18 Signed networks and social balance
Signed networks, structural balance and triadic closure, shuffling methods, null models.
19 Statistical aspects of community detection algorithms
Overview of community detection algorithms. Stochastic and deterministic algorithms. Indicators for the comparison of different partitions. Landscape of the fitness of a partition.
20 Link prediction
Problem description and evaluation metrics. Local similarity indices. Global similarity indices. Applications of the problem of link prediction. Classification of partially labeled nodes.
21 Statistical limits in data mining
Total information awareness. Multiple hypothesis test corrections. The Bonferroni correction. The False Discovery Rate corrections. False positive, False Negative, True positive and True negative outcomes.
22 Network flows
Internet traffic analysis. Diagnosing volume anomalies. Traffic matrix estimation. Gravity and radiation model.

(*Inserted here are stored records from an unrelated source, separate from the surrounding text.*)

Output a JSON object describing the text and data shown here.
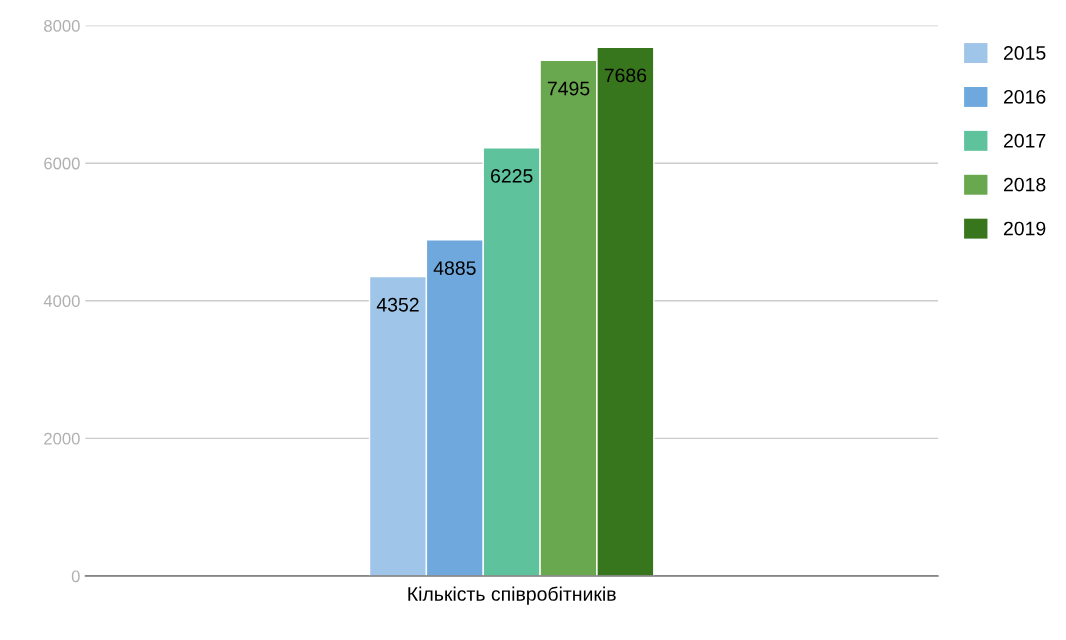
{
  "chart_data": {
    "type": "bar",
    "xlabel": "Кількість співробітників",
    "categories": [
      null
    ],
    "series": [
      {
        "name": "2015",
        "color": "#9fc5e8",
        "values": [
          4352
        ]
      },
      {
        "name": "2016",
        "color": "#6fa8dc",
        "values": [
          4885
        ]
      },
      {
        "name": "2017",
        "color": "#5ec29c",
        "values": [
          6225
        ]
      },
      {
        "name": "2018",
        "color": "#6aa84f",
        "values": [
          7495
        ]
      },
      {
        "name": "2019",
        "color": "#38761d",
        "values": [
          7686
        ]
      }
    ],
    "ylim": [
      0,
      8000
    ],
    "yticks": [
      0,
      2000,
      4000,
      6000,
      8000
    ],
    "grid": "y",
    "legend": "right",
    "data_labels": true
  }
}
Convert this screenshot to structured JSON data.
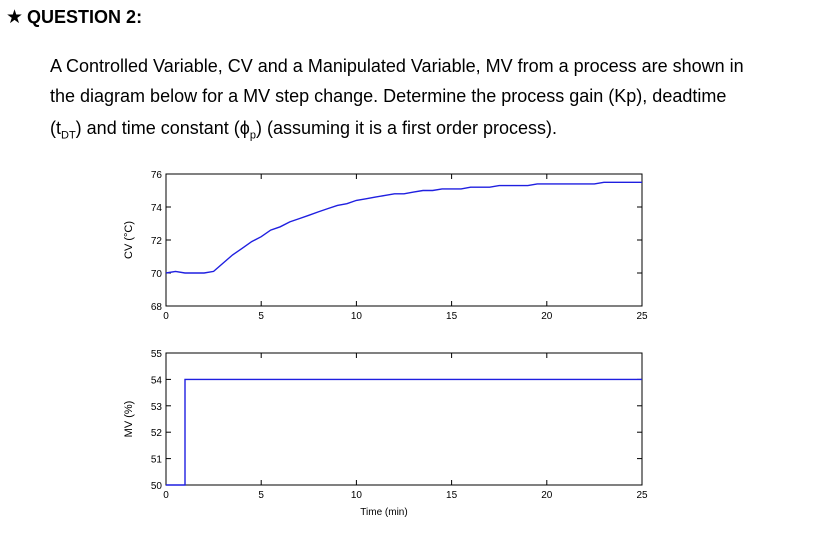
{
  "question": {
    "star_glyph": "★",
    "title": "QUESTION 2:",
    "line1": "A Controlled Variable, CV and a Manipulated Variable, MV from a process are shown in",
    "line2": "the diagram below for a MV step change. Determine the process gain (Kp), deadtime",
    "line3_a": "(t",
    "line3_sub": "DT",
    "line3_b": ") and time constant (ϕ",
    "line3_sub2": "p",
    "line3_c": ") (assuming it is a first order process)."
  },
  "chart_data": [
    {
      "type": "line",
      "ylabel": "CV (°C)",
      "xlabel": "",
      "xlim": [
        0,
        25
      ],
      "ylim": [
        68,
        76
      ],
      "xticks": [
        0,
        5,
        10,
        15,
        20,
        25
      ],
      "yticks": [
        68,
        70,
        72,
        74,
        76
      ],
      "grid": false,
      "color": "#1f1fe0",
      "series": [
        {
          "x": [
            0,
            0.5,
            1,
            1.5,
            2,
            2.5,
            3,
            3.5,
            4,
            4.5,
            5,
            5.5,
            6,
            6.5,
            7,
            7.5,
            8,
            8.5,
            9,
            9.5,
            10,
            10.5,
            11,
            11.5,
            12,
            12.5,
            13,
            13.5,
            14,
            14.5,
            15,
            15.5,
            16,
            16.5,
            17,
            17.5,
            18,
            18.5,
            19,
            19.5,
            20,
            20.5,
            21,
            21.5,
            22,
            22.5,
            23,
            23.5,
            24,
            24.5,
            25
          ],
          "y": [
            70.0,
            70.1,
            70.0,
            70.0,
            70.0,
            70.1,
            70.6,
            71.1,
            71.5,
            71.9,
            72.2,
            72.6,
            72.8,
            73.1,
            73.3,
            73.5,
            73.7,
            73.9,
            74.1,
            74.2,
            74.4,
            74.5,
            74.6,
            74.7,
            74.8,
            74.8,
            74.9,
            75.0,
            75.0,
            75.1,
            75.1,
            75.1,
            75.2,
            75.2,
            75.2,
            75.3,
            75.3,
            75.3,
            75.3,
            75.4,
            75.4,
            75.4,
            75.4,
            75.4,
            75.4,
            75.4,
            75.5,
            75.5,
            75.5,
            75.5,
            75.5
          ]
        }
      ]
    },
    {
      "type": "line",
      "ylabel": "MV (%)",
      "xlabel": "Time (min)",
      "xlim": [
        0,
        25
      ],
      "ylim": [
        50,
        55
      ],
      "xticks": [
        0,
        5,
        10,
        15,
        20,
        25
      ],
      "yticks": [
        50,
        51,
        52,
        53,
        54,
        55
      ],
      "grid": false,
      "color": "#1f1fe0",
      "series": [
        {
          "x": [
            0,
            1,
            1,
            25
          ],
          "y": [
            50,
            50,
            54,
            54
          ]
        }
      ]
    }
  ]
}
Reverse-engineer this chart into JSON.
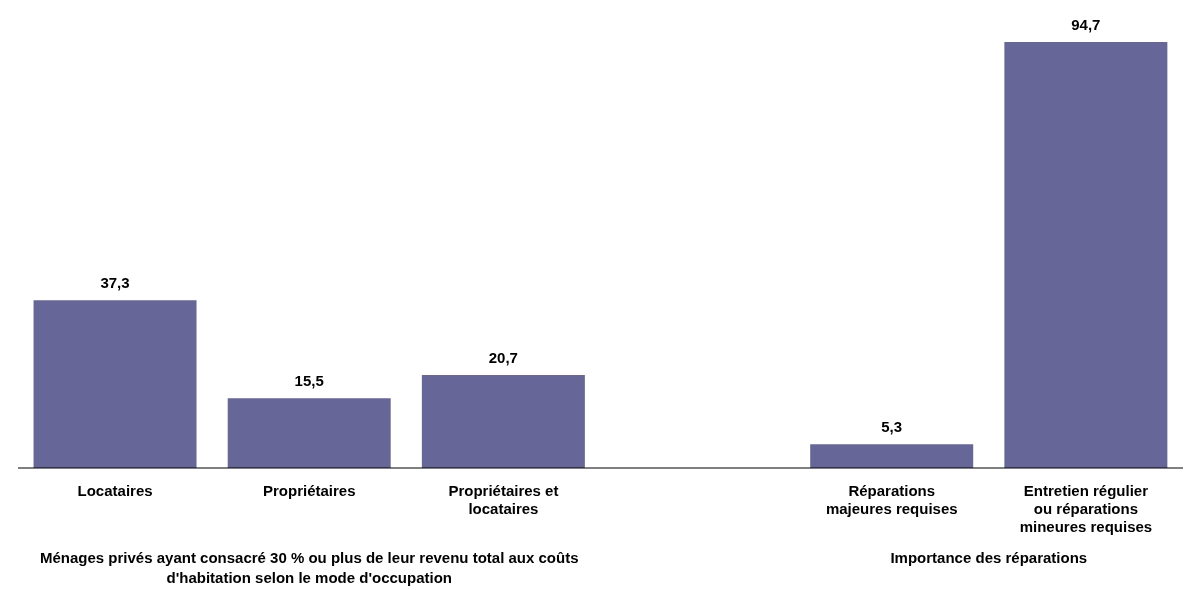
{
  "chart_data": {
    "type": "bar",
    "categories": [
      "Locataires",
      "Propriétaires",
      "Propriétaires et locataires",
      null,
      "Réparations majeures requises",
      "Entretien régulier ou réparations mineures requises"
    ],
    "values": [
      37.3,
      15.5,
      20.7,
      null,
      5.3,
      94.7
    ],
    "color": "#666699",
    "value_labels": [
      "37,3",
      "15,5",
      "20,7",
      null,
      "5,3",
      "94,7"
    ],
    "grid": false,
    "legend": false,
    "annotations": [
      "Ménages privés ayant consacré 30 % ou plus  de leur revenu total aux coûts d'habitation selon le mode d'occupation",
      "Importance des réparations"
    ]
  }
}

23 Applications of maximum matching
Shareability networks, network control theory, kidney exchange matching.
24 Project presentations
Textbooks and reading
- Latora, Nicosia, Russo. Complex Networks. Cambridge University Press, 2017
- Kolaczyk. Statistical Analysis of Network Data. Springer, 2010
- Easley, Kleinberg. Networks, crowds, and markets, Cambridge University Press, 2010
- Han, Kamber, Pei. Data Mining: Concepts and Techniques. Morgan Kaufmann, 2012
- Leskovec, Rajaraman, Ullman. Mining of Massive Datasets. Cambridge University Press
- A list of papers and online resources will be provided during classes
In short: don't do it. You may work with others to help guide problem solving or consult stack overflow (or similar) to work out a solution, but copying—from friends, previous students, or the Internet—is strictly prohibited. NEVER copy blindly blocks of code – we can tell immediately.
If caught cheating, you will fail this course. Ask questions in recitation and at office hours. If you are stuck with a programming task and cannot get help, write code as far as you can and explain in the code comments where and why you are stuck.
Further information, such as the course website, assessment deadlines, office hours, contact details etc. will be given during the course.
The instructor reserves the right to modify this syllabus as deemed necessary any time during the term. Any modifications to the syllabus will be discussed with students during a class period. Students are responsible for information given in class.